Sitting over lemonades in Café Oto before the first date of their first European tour earlier this month, Pearson agrees that aggression is played out. "We get called childlike sometimes, but whatever. If that means we're honest, wide-eyed, then that's cool. When you see someone freaking out, it's like 'Yeah, that's interesting...'"
Barber and Pearson met through mutual friends (one of the Death Set, actually) in 2006 or so, and wanted to get together immediately. "We met while we were in the middle of our solo projects, and we just decided to work together," says Barber. Adds Pearson: "It was nice to do something not thinking too much – I find it really refreshing to collaborate and not have to think about, you know, classical form. I never annotate our music, but sometimes I'm still like 'You can't just change time signatures like that!' And Rob's like 'It's fiiine! It sounds good to me.'"

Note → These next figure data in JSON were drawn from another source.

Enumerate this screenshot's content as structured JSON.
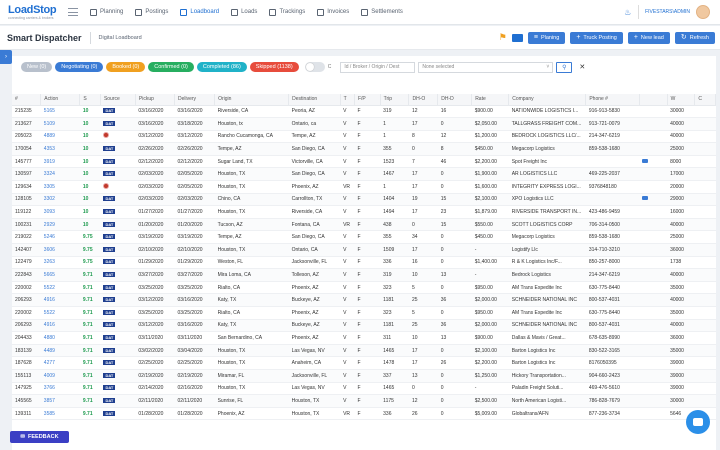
{
  "brand": {
    "name": "LoadStop",
    "tagline": "connecting carriers & brokers"
  },
  "nav": [
    {
      "label": "Planning"
    },
    {
      "label": "Postings"
    },
    {
      "label": "Loadboard"
    },
    {
      "label": "Loads"
    },
    {
      "label": "Trackings"
    },
    {
      "label": "Invoices"
    },
    {
      "label": "Settlements"
    }
  ],
  "user": {
    "name": "FIVESTARS\\ADMIN"
  },
  "page": {
    "title": "Smart Dispatcher",
    "breadcrumb": "Digital Loadboard"
  },
  "actions": {
    "planning": "Planing",
    "truck_posting": "Truck Posting",
    "new_lead": "New lead",
    "refresh": "Refresh"
  },
  "filters": {
    "new": "New (0)",
    "negotiating": "Negotiating (0)",
    "booked": "Booked (0)",
    "confirmed": "Confirmed (0)",
    "completed": "Completed (86)",
    "skipped": "Skipped (1138)",
    "toggle_label": "C",
    "search_placeholder": "Id / Broker / Origin / Dest",
    "select_value": "None selected"
  },
  "colors": {
    "new": "#b8c0cc",
    "negotiating": "#3a7bd5",
    "booked": "#f0a020",
    "confirmed": "#27ae60",
    "completed": "#20b2c8",
    "skipped": "#e74c3c"
  },
  "columns": [
    "#",
    "Action",
    "S",
    "Source",
    "Pickup",
    "Delivery",
    "Origin",
    "Destination",
    "T",
    "F/P",
    "Trip",
    "DH-O",
    "DH-D",
    "Rate",
    "Company",
    "Phone #",
    "",
    "W",
    "C"
  ],
  "rows": [
    [
      "215235",
      "5165",
      "10",
      "DAT",
      "03/16/2020",
      "03/16/2020",
      "Riverside, CA",
      "Peoria, AZ",
      "V",
      "F",
      "319",
      "12",
      "16",
      "$900.00",
      "NATIONWIDE LOGISTICS I...",
      "916-913-5830",
      "",
      "30000",
      ""
    ],
    [
      "213627",
      "5109",
      "10",
      "DAT",
      "03/16/2020",
      "03/18/2020",
      "Houston, tx",
      "Ontario, ca",
      "V",
      "F",
      "1",
      "17",
      "0",
      "$2,050.00",
      "TALLGRASS FREIGHT COM...",
      "913-721-0079",
      "",
      "40000",
      ""
    ],
    [
      "205023",
      "4889",
      "10",
      "TQA",
      "03/12/2020",
      "03/12/2020",
      "Rancho Cucamonga, CA",
      "Tempe, AZ",
      "V",
      "F",
      "1",
      "8",
      "12",
      "$1,200.00",
      "BEDROCK LOGISTICS LLC/...",
      "214-347-6219",
      "",
      "40000",
      ""
    ],
    [
      "170054",
      "4353",
      "10",
      "DAT",
      "02/26/2020",
      "02/26/2020",
      "Tempe, AZ",
      "San Diego, CA",
      "V",
      "F",
      "355",
      "0",
      "8",
      "$450.00",
      "Megacorp Logistics",
      "859-538-1680",
      "",
      "25000",
      ""
    ],
    [
      "145777",
      "3919",
      "10",
      "DAT",
      "02/12/2020",
      "02/12/2020",
      "Sugar Land, TX",
      "Victorville, CA",
      "V",
      "F",
      "1523",
      "7",
      "46",
      "$2,200.00",
      "Spot Freight Inc",
      "",
      "MAIL",
      "8000",
      ""
    ],
    [
      "130597",
      "3324",
      "10",
      "DAT",
      "02/03/2020",
      "02/05/2020",
      "Houston, TX",
      "San Diego, CA",
      "V",
      "F",
      "1467",
      "17",
      "0",
      "$1,900.00",
      "AR LOGISTICS LLC",
      "469-225-2037",
      "",
      "17000",
      ""
    ],
    [
      "129634",
      "3305",
      "10",
      "TQA",
      "02/03/2020",
      "02/05/2020",
      "Houston, TX",
      "Phoenix, AZ",
      "VR",
      "F",
      "1",
      "17",
      "0",
      "$1,600.00",
      "INTEGRITY EXPRESS LOGI...",
      "9376848180",
      "",
      "20000",
      ""
    ],
    [
      "128105",
      "3302",
      "10",
      "DAT",
      "02/03/2020",
      "02/03/2020",
      "Chino, CA",
      "Carrollton, TX",
      "V",
      "F",
      "1404",
      "19",
      "15",
      "$2,100.00",
      "XPO Logistics LLC",
      "",
      "MAIL",
      "29000",
      ""
    ],
    [
      "119122",
      "3093",
      "10",
      "DAT",
      "01/27/2020",
      "01/27/2020",
      "Houston, TX",
      "Riverside, CA",
      "V",
      "F",
      "1494",
      "17",
      "23",
      "$1,879.00",
      "RIVERSIDE TRANSPORT IN...",
      "423-486-9459",
      "",
      "16000",
      ""
    ],
    [
      "100231",
      "2929",
      "10",
      "DAT",
      "01/20/2020",
      "01/20/2020",
      "Tucson, AZ",
      "Fontana, CA",
      "VR",
      "F",
      "438",
      "0",
      "15",
      "$550.00",
      "SCOTT LOGISTICS CORP",
      "706-314-0500",
      "",
      "40000",
      ""
    ],
    [
      "219022",
      "5246",
      "9.75",
      "DAT",
      "03/19/2020",
      "03/19/2020",
      "Tempe, AZ",
      "San Diego, CA",
      "V",
      "F",
      "355",
      "34",
      "0",
      "$450.00",
      "Megacorp Logistics",
      "859-538-1680",
      "",
      "25000",
      ""
    ],
    [
      "142407",
      "3606",
      "9.75",
      "DAT",
      "02/10/2020",
      "02/10/2020",
      "Houston, TX",
      "Ontario, CA",
      "V",
      "F",
      "1509",
      "17",
      "0",
      "-",
      "Logistify Llc",
      "314-710-3210",
      "",
      "36000",
      ""
    ],
    [
      "122479",
      "3263",
      "9.75",
      "DAT",
      "01/29/2020",
      "01/29/2020",
      "Weston, FL",
      "Jacksonville, FL",
      "V",
      "F",
      "336",
      "16",
      "0",
      "$1,400.00",
      "R & K Logistics Inc/F...",
      "850-257-8000",
      "",
      "1738",
      ""
    ],
    [
      "222843",
      "5665",
      "9.71",
      "DAT",
      "03/27/2020",
      "03/27/2020",
      "Mira Loma, CA",
      "Tolleson, AZ",
      "V",
      "F",
      "319",
      "10",
      "13",
      "-",
      "Bedrock Logistics",
      "214-347-6219",
      "",
      "40000",
      ""
    ],
    [
      "220002",
      "5522",
      "9.71",
      "DAT",
      "03/25/2020",
      "03/25/2020",
      "Rialto, CA",
      "Phoenix, AZ",
      "V",
      "F",
      "323",
      "5",
      "0",
      "$950.00",
      "AM Trans Expedite Inc",
      "630-775-8440",
      "",
      "35000",
      ""
    ],
    [
      "206293",
      "4916",
      "9.71",
      "DAT",
      "03/12/2020",
      "03/16/2020",
      "Katy, TX",
      "Buckeye, AZ",
      "V",
      "F",
      "1181",
      "25",
      "36",
      "$2,000.00",
      "SCHNEIDER NATIONAL INC",
      "800-537-4031",
      "",
      "40000",
      ""
    ],
    [
      "220002",
      "5522",
      "9.71",
      "DAT",
      "03/25/2020",
      "03/25/2020",
      "Rialto, CA",
      "Phoenix, AZ",
      "V",
      "F",
      "323",
      "5",
      "0",
      "$950.00",
      "AM Trans Expedite Inc",
      "630-775-8440",
      "",
      "35000",
      ""
    ],
    [
      "206293",
      "4916",
      "9.71",
      "DAT",
      "03/12/2020",
      "03/16/2020",
      "Katy, TX",
      "Buckeye, AZ",
      "V",
      "F",
      "1181",
      "25",
      "36",
      "$2,000.00",
      "SCHNEIDER NATIONAL INC",
      "800-537-4031",
      "",
      "40000",
      ""
    ],
    [
      "204433",
      "4880",
      "9.71",
      "DAT",
      "03/11/2020",
      "03/11/2020",
      "San Bernardino, CA",
      "Phoenix, AZ",
      "V",
      "F",
      "311",
      "10",
      "13",
      "$900.00",
      "Dallas & Mavis / Great...",
      "678-635-8990",
      "",
      "36000",
      ""
    ],
    [
      "183139",
      "4489",
      "9.71",
      "DAT",
      "03/02/2020",
      "03/04/2020",
      "Houston, TX",
      "Las Vegas, NV",
      "V",
      "F",
      "1465",
      "17",
      "0",
      "$2,100.00",
      "Barton Logistics Inc",
      "830-522-3165",
      "",
      "35000",
      ""
    ],
    [
      "187628",
      "4277",
      "9.71",
      "DAT",
      "02/25/2020",
      "02/25/2020",
      "Houston, TX",
      "Anaheim, CA",
      "V",
      "F",
      "1478",
      "17",
      "26",
      "$2,200.00",
      "Barton Logistics Inc",
      "8176050395",
      "",
      "39000",
      ""
    ],
    [
      "155113",
      "4009",
      "9.71",
      "DAT",
      "02/19/2020",
      "02/19/2020",
      "Miramar, FL",
      "Jacksonville, FL",
      "V",
      "F",
      "337",
      "13",
      "0",
      "$1,250.00",
      "Hickory Transportation...",
      "904-660-2423",
      "",
      "39000",
      ""
    ],
    [
      "147925",
      "3766",
      "9.71",
      "DAT",
      "02/14/2020",
      "02/16/2020",
      "Houston, TX",
      "Las Vegas, NV",
      "V",
      "F",
      "1465",
      "0",
      "0",
      "-",
      "Paladin Freight Soluti...",
      "469-476-5610",
      "",
      "39000",
      ""
    ],
    [
      "145565",
      "3857",
      "9.71",
      "DAT",
      "02/11/2020",
      "02/11/2020",
      "Sunrise, FL",
      "Houston, TX",
      "V",
      "F",
      "1175",
      "12",
      "0",
      "$2,500.00",
      "North American Logisti...",
      "786-828-7679",
      "",
      "30000",
      ""
    ],
    [
      "139311",
      "3585",
      "9.71",
      "DAT",
      "01/28/2020",
      "01/28/2020",
      "Phoenix, AZ",
      "Houston, TX",
      "VR",
      "F",
      "336",
      "26",
      "0",
      "$5,009.00",
      "Globaltrans/AFN",
      "877-236-3734",
      "",
      "5646",
      ""
    ]
  ],
  "feedback": "FEEDBACK"
}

"We make tracks kinda like a collage, actually," says Barber. "We just make these small bits of a sound, sample them and piece them together later into songs." Pearson laughs: "The first song we did was just like messing about on a computer – emailing sounds to each through the walls. The other day I was just making this really horrible noise through a recorder, and we're going to loop that. I was reading Carl Sagan's Varieties of Scientific Experience, it's all about how there can scientifically be a God – this book about man's place in the universe. I got so obsessed with it last summer! But you have to stop drawing your place in the universe all day. It's good to have mundane tasks to stop your head exploding."